Podría significar un estrepitoso fracaso, él lo sabía. La carísima adaptación de un best seller premiado con el Booker Prize por el director de "Hulk" es como para que todo gran estudio, incluso el propio Ang Lee, se echara a temblar. Pero no, podemos respirar tranquilos, finalmente no ha sido el caso de "La Vida de Pi". La novela del canadiense Yann Martel trasladada a la gran pantalla se torna en un espectacular cruce entre "Náufrago", "El arca de Noé" "We Bought a Zoo", "The Fall", "Avatar", o incluso, "Slumdog Millionaire". Cuento extraño, sugerente y con gran potencial (de premios) el escogido por Ang Lee para explorar también el 'maravilloso mundo' del 3D. ¿El mayor espectáculo jamás rodado?. Si no lo es, cerca anda.
Primero parecía que sería M.Night Shyamalan, luego Alfonso Cuarón, posteriormente Jeunet, hasta que finalmente, el proyecto caía en manos del director de "Tigre y dragón", quien, además, hace las funciones de productor. El guión corre a cargo del responsable de Focus Features, James Schamus, habitual colaborador con el que saboreó las mieles del éxito en "Brokeback Mountain" y "Deseo, Peligro" pero también en fracasos comerciales como "Hulk" o "Destino Woodstock". ¿El cuento en cuestión?.
Pi Patel vive en el zoo de Pondicherry, India, del que sus padres son propietarios, donde sus únicos problemas son que sus compañeros de colegio no le vacilen por su nombre real, que su hermano mayor no lo machaque demasiado, y por lo demás, disfrutar al máximo del profundo amor que siente por su novia...hasta que un día, descontentos con la situación política del país, sus padres deciden venderlo todo y emigrar a Canadá.
La familia al completo se embarca junto algunos de los animales del zoo que pretenden vender en Estados Unidos rumbo a su nuevo país. Pero ese carguero nunca llegará a su destino, se hundirá una noche en medio del Pacífico dejando a Pi a bordo de una barca salvavidas en compañía de una cebra con una pata rota, una hiena que muerde, un orangután con nombre de zumo de naranja, y Richard Parker, dicho de otra forma, un tigre de bengala con nombre de humano.

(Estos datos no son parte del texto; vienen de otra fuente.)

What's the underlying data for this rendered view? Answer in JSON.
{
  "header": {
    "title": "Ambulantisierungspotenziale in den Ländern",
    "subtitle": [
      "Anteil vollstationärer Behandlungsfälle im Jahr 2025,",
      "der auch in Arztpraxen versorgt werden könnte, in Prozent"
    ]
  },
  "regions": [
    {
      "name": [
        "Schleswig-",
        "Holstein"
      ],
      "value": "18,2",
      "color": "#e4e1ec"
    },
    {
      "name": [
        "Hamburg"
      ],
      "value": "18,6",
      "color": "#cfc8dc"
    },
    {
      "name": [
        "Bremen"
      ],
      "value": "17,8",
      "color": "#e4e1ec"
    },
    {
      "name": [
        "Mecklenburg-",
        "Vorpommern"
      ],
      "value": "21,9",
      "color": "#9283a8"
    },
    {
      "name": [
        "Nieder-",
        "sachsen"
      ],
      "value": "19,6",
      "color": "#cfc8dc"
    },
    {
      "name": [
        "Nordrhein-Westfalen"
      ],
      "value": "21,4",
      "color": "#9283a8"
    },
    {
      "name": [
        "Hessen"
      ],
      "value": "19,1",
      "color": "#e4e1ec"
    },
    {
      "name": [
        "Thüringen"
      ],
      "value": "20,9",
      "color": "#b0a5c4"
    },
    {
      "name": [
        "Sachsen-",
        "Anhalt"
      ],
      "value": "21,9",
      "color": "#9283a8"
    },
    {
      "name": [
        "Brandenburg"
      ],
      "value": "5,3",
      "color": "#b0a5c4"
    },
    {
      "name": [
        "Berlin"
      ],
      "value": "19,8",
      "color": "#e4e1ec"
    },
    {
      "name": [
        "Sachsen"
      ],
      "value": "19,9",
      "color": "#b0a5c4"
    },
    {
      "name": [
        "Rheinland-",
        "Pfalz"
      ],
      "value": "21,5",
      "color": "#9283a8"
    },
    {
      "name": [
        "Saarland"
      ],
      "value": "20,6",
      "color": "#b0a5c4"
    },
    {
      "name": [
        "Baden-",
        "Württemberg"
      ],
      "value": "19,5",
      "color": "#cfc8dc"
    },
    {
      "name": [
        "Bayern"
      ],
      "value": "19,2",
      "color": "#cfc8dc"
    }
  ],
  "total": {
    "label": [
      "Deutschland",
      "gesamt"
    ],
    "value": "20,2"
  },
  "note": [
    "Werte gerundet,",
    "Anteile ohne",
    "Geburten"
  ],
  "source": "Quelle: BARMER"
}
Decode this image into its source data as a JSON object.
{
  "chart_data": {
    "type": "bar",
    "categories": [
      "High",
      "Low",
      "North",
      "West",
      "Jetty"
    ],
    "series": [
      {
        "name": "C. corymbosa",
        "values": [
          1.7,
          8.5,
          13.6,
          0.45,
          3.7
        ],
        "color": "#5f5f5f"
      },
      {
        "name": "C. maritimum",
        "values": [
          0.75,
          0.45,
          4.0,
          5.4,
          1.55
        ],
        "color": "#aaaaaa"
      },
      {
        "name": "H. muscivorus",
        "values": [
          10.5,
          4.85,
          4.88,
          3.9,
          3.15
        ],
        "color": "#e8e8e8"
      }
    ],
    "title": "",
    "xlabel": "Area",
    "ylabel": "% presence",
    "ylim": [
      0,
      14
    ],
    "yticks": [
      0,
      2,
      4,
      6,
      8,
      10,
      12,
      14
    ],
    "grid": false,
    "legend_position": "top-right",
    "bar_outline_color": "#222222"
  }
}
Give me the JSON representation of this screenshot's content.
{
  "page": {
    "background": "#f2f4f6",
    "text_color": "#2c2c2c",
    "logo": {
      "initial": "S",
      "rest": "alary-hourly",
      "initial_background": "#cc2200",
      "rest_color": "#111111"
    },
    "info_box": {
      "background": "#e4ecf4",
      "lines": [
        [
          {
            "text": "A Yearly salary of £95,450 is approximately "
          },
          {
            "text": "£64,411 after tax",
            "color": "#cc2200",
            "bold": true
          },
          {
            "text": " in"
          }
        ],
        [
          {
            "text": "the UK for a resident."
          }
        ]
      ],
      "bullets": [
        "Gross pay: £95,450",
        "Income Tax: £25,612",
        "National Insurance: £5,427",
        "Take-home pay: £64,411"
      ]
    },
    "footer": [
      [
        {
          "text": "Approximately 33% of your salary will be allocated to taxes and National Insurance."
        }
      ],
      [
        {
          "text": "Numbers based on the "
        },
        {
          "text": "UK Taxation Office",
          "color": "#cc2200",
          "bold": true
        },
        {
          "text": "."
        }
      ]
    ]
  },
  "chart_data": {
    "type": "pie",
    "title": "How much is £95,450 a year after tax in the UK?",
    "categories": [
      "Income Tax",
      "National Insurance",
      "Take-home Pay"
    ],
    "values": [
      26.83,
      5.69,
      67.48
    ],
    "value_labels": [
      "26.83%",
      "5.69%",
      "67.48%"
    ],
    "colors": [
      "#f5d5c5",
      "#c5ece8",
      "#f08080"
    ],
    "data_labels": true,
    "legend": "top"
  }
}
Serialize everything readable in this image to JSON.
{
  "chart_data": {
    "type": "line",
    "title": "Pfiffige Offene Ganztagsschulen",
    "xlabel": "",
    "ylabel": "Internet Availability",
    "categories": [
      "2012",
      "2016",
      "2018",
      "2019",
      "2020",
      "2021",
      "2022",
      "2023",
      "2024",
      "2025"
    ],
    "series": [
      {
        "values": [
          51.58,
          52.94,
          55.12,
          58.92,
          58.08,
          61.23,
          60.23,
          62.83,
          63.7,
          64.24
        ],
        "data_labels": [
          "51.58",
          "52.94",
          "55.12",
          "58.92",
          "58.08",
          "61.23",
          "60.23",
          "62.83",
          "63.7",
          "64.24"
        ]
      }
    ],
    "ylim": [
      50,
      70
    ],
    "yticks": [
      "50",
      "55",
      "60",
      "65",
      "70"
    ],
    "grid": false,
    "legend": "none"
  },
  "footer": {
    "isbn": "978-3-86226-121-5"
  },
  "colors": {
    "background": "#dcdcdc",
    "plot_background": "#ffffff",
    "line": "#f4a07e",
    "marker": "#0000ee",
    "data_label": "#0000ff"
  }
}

Punto de inflexión, a partir del cual, la película nos muestra, siempre en primera persona, la lucha por la superviviencia de Pi, de como se enfrenta a su desesperada situación, su constante lucha entre la vida y la muerte y de todo aquello que pasa por su mente en su día a día; desde sus problemas de 'convivencia' con Richard Parker a procurarse el sustento diario, el mantenimiento del bote, o sus conversaciones interiores con Dios.
Con tan ambiciosos (que no pretenciosos) mimbres, Ang Lee arriesga con éxito y logra una película formalmente descomunal y cautivadora. Su grandioso minimalismo (cuenta con muy pocos elementos pero extremadamente potentes) nada tiene que envidiar al ostentoso poderío visual desplegado por "Avatar", ni tampoco a su hipnótico empleo del 3D. Tan sobria como espectacular, tan realista como fantástica, tan divertida como desoladora, "La Vida de Pi" tiene todos los boletos para convertirse en una de las grandes protagonistas del Oscar 2013 y uno de los grandes blockbusters de los últimos tiempos.
Y así, lo que prometia acabar en una debacle de proporciones épicas, acaba por rugir de forma voraz erigiéndose en un incontestable logro artístico destinado hacer historia como una de las fábulas más espectaculares y esperanzadoras jamás rodadas en la historia del séptimo arte. En dos palabras: Richard Parker.